Datanglah kemudian Bang H. Darmizal ke Kantor Staf Presiden untuk menemui Jenderal TNI (Purn.) Moeldoko. Awalnya hanya ngopi-ngopi bersama, ngobrol yang ringan-ringan, namun kemudian pembahasan mulai berlanjut secara serius, yakni meminta Pak Moeldoko untuk menjadi Ketum Partai Demokrat menggantikan Agus Harimurti Yudhoyono (AHY).
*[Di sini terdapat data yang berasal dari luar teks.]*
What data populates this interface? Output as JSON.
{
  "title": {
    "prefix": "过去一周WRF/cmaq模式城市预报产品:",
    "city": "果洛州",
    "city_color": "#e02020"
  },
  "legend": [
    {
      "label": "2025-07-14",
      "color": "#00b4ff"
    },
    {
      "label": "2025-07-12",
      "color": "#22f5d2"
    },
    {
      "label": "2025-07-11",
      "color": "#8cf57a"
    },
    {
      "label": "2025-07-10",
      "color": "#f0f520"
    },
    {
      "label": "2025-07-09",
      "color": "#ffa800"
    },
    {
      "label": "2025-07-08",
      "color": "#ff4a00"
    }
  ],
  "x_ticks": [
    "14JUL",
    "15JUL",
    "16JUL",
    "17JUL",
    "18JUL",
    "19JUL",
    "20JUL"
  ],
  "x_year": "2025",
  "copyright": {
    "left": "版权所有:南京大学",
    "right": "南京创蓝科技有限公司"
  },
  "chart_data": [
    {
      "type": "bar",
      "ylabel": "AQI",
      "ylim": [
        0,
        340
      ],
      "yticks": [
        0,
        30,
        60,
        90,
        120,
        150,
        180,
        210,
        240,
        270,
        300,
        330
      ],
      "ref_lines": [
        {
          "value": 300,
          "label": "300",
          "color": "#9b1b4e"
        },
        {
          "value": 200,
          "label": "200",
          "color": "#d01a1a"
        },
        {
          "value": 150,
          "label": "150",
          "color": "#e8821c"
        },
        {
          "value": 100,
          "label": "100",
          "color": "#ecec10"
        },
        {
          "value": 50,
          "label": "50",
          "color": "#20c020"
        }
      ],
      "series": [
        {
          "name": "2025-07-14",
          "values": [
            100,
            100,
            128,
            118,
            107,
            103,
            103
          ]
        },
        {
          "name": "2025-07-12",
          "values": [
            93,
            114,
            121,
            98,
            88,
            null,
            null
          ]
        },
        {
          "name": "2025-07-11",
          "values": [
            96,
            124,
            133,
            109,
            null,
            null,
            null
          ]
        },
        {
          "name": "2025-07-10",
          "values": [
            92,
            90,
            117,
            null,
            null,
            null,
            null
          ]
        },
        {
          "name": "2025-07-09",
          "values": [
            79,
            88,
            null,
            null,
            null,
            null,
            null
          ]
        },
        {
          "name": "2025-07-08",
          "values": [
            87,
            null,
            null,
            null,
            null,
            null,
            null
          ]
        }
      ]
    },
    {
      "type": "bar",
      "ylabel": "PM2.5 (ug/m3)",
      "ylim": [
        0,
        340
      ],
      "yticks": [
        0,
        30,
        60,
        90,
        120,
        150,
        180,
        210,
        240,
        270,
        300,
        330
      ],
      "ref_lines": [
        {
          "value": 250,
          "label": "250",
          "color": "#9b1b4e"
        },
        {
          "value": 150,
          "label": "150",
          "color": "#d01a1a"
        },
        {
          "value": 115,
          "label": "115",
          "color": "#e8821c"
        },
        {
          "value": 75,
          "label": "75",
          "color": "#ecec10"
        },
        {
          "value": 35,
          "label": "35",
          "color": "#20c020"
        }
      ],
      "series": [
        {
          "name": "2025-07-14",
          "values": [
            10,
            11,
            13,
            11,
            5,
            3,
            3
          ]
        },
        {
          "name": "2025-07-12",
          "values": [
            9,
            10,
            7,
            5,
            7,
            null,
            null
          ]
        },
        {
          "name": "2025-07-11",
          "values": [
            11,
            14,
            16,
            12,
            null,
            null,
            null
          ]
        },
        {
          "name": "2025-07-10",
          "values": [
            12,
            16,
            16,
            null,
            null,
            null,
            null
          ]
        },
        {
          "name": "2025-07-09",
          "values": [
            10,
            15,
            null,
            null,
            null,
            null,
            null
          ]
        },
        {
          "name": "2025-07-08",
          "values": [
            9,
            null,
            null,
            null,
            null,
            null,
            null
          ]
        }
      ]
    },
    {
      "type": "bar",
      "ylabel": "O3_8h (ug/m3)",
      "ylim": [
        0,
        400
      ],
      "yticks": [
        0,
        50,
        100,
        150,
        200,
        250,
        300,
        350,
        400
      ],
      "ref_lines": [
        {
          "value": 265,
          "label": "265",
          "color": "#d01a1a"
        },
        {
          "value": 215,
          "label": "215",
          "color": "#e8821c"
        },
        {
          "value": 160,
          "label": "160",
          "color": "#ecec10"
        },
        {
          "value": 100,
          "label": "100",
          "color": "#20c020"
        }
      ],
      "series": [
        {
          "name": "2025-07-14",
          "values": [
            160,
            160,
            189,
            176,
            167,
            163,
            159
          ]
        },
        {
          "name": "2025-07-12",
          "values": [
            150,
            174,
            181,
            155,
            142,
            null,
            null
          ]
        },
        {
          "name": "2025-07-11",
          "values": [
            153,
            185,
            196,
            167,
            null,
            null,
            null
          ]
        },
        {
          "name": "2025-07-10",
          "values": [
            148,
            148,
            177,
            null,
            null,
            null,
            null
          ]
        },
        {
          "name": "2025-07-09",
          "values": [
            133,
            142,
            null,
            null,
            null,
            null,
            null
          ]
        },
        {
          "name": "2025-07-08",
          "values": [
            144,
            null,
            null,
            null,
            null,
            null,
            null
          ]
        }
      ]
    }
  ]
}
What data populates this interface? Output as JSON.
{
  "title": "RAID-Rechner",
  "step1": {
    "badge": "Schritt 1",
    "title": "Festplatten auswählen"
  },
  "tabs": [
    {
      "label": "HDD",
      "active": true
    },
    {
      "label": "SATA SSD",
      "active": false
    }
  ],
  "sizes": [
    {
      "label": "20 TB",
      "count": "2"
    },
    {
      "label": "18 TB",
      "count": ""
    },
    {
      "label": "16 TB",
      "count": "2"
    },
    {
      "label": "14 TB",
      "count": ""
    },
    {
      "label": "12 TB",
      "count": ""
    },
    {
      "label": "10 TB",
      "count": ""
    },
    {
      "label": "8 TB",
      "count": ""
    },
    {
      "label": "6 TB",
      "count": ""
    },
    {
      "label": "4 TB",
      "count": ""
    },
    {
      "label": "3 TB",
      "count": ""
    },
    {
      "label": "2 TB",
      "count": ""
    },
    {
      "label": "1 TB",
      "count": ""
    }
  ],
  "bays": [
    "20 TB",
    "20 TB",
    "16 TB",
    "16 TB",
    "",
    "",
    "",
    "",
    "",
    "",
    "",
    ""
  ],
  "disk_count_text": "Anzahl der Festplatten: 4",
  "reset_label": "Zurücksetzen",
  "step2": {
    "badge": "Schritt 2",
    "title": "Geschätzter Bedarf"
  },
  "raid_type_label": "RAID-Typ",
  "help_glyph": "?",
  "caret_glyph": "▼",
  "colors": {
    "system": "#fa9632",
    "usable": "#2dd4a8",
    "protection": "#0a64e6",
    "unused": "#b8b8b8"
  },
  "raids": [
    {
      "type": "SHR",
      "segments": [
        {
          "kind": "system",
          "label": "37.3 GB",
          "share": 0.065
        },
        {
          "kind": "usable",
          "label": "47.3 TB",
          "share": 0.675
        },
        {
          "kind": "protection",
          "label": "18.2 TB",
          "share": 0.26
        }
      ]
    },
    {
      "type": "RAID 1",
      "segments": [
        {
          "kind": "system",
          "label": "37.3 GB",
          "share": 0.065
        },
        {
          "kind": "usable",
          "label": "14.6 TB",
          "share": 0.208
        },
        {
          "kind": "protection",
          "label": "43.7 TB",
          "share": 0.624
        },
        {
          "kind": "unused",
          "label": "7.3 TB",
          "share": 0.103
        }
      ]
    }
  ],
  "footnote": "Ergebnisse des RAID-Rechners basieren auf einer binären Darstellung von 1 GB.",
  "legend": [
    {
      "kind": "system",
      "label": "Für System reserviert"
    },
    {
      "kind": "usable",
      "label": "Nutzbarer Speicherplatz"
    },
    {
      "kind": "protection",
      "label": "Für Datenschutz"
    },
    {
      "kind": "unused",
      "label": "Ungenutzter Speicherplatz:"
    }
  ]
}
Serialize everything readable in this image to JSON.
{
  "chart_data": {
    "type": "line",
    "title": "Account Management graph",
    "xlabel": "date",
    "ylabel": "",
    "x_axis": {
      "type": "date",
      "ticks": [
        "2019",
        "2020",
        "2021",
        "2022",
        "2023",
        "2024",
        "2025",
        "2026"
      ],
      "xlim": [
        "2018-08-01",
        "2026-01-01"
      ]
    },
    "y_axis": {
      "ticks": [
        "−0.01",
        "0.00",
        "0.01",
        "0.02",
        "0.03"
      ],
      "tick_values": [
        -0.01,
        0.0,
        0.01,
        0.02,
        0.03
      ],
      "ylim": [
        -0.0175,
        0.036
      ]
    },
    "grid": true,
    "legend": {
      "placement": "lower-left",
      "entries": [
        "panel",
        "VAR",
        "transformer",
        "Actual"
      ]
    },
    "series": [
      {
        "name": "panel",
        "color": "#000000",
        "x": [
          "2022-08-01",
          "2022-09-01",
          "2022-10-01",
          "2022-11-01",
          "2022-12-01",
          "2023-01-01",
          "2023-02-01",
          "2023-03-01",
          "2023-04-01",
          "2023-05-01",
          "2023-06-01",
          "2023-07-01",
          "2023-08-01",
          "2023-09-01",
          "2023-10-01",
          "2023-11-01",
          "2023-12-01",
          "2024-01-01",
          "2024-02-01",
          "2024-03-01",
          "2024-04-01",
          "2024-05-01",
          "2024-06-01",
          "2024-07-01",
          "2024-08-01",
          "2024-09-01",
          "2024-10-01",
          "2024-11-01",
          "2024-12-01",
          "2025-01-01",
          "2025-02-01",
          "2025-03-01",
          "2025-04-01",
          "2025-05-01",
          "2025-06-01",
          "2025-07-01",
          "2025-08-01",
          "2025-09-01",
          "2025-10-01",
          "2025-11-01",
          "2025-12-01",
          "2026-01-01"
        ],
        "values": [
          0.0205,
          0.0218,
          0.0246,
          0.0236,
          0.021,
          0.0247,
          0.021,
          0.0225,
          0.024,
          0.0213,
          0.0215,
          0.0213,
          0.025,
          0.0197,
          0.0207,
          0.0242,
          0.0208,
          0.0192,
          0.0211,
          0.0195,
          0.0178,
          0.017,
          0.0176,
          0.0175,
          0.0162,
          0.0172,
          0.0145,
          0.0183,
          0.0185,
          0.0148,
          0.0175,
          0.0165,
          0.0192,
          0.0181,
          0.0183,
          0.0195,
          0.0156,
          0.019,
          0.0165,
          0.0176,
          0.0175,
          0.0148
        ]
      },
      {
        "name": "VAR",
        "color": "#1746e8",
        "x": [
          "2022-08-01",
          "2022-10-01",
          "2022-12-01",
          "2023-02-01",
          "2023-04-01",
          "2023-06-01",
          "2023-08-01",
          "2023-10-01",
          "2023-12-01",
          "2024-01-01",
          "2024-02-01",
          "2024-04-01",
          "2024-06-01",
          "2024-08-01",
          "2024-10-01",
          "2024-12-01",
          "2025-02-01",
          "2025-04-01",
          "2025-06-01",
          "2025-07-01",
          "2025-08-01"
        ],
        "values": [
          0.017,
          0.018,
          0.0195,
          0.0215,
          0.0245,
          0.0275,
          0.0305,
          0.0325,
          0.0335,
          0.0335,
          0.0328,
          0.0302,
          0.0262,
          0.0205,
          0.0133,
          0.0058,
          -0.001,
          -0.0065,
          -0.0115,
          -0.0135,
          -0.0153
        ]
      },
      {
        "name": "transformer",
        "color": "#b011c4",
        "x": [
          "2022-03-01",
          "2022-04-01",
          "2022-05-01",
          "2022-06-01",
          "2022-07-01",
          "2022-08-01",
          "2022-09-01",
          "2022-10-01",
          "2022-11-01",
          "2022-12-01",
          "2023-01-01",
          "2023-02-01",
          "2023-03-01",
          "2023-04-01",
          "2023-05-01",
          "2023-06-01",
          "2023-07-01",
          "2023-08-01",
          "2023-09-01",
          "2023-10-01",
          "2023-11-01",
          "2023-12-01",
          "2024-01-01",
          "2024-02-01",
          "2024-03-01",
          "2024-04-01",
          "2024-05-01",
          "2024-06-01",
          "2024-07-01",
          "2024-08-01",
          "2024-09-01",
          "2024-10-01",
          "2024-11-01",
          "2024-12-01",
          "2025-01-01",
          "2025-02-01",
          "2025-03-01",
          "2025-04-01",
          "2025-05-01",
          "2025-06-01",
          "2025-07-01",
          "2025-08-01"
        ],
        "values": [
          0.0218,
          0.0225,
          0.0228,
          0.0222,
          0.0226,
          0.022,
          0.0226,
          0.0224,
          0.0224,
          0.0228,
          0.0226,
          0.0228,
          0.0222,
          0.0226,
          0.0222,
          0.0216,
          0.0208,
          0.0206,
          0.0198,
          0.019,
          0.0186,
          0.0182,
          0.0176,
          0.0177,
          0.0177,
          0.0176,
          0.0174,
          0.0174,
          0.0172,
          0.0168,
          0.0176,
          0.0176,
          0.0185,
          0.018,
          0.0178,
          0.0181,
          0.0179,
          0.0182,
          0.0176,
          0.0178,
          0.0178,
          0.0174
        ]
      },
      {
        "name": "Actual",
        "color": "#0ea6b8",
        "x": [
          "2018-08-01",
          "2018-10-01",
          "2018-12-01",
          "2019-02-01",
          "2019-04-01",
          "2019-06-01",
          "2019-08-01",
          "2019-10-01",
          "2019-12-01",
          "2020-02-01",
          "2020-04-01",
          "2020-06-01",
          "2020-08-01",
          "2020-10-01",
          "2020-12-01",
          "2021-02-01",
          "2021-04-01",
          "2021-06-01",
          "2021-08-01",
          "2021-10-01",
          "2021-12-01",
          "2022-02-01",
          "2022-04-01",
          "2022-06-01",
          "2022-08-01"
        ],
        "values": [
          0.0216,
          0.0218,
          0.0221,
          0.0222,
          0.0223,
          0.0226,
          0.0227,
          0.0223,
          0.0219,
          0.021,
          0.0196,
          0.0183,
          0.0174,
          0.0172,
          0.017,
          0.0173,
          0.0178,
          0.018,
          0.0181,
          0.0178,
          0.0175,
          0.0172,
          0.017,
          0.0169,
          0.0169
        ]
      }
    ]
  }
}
Bagi seorang mantan tentara yang terbiasa hidup disiplin dan berpikir konstruktif konstitusional seperti Pak Moeldoko ini, tindakan untuk mengambil alih kepemimpinan partai politik tanpa dilandasi oleh hukum, merupakan suatu pantangan. Namun jika dipikir harus ada perubahan besar di Partai Demokrat, ya harus diperbaiki dengan cara-cara yang benar sesuai dengan prosedur yang ada di Undang-Undang Partai Politik.
Pak Moeldoko kemudian meminta waktu untuk mempertimbangkan hal itu, tetapi pertemuan KSP Moeldoko dengan tokoh-tokoh Partai Demokrat itu telah membuat geger panggung politik Nusantara. Presiden Jokowi mendengar itu semua, kemudian memanfaatkan situasi itu untuk “menghabisi” lawan politiknya, yakni SBY.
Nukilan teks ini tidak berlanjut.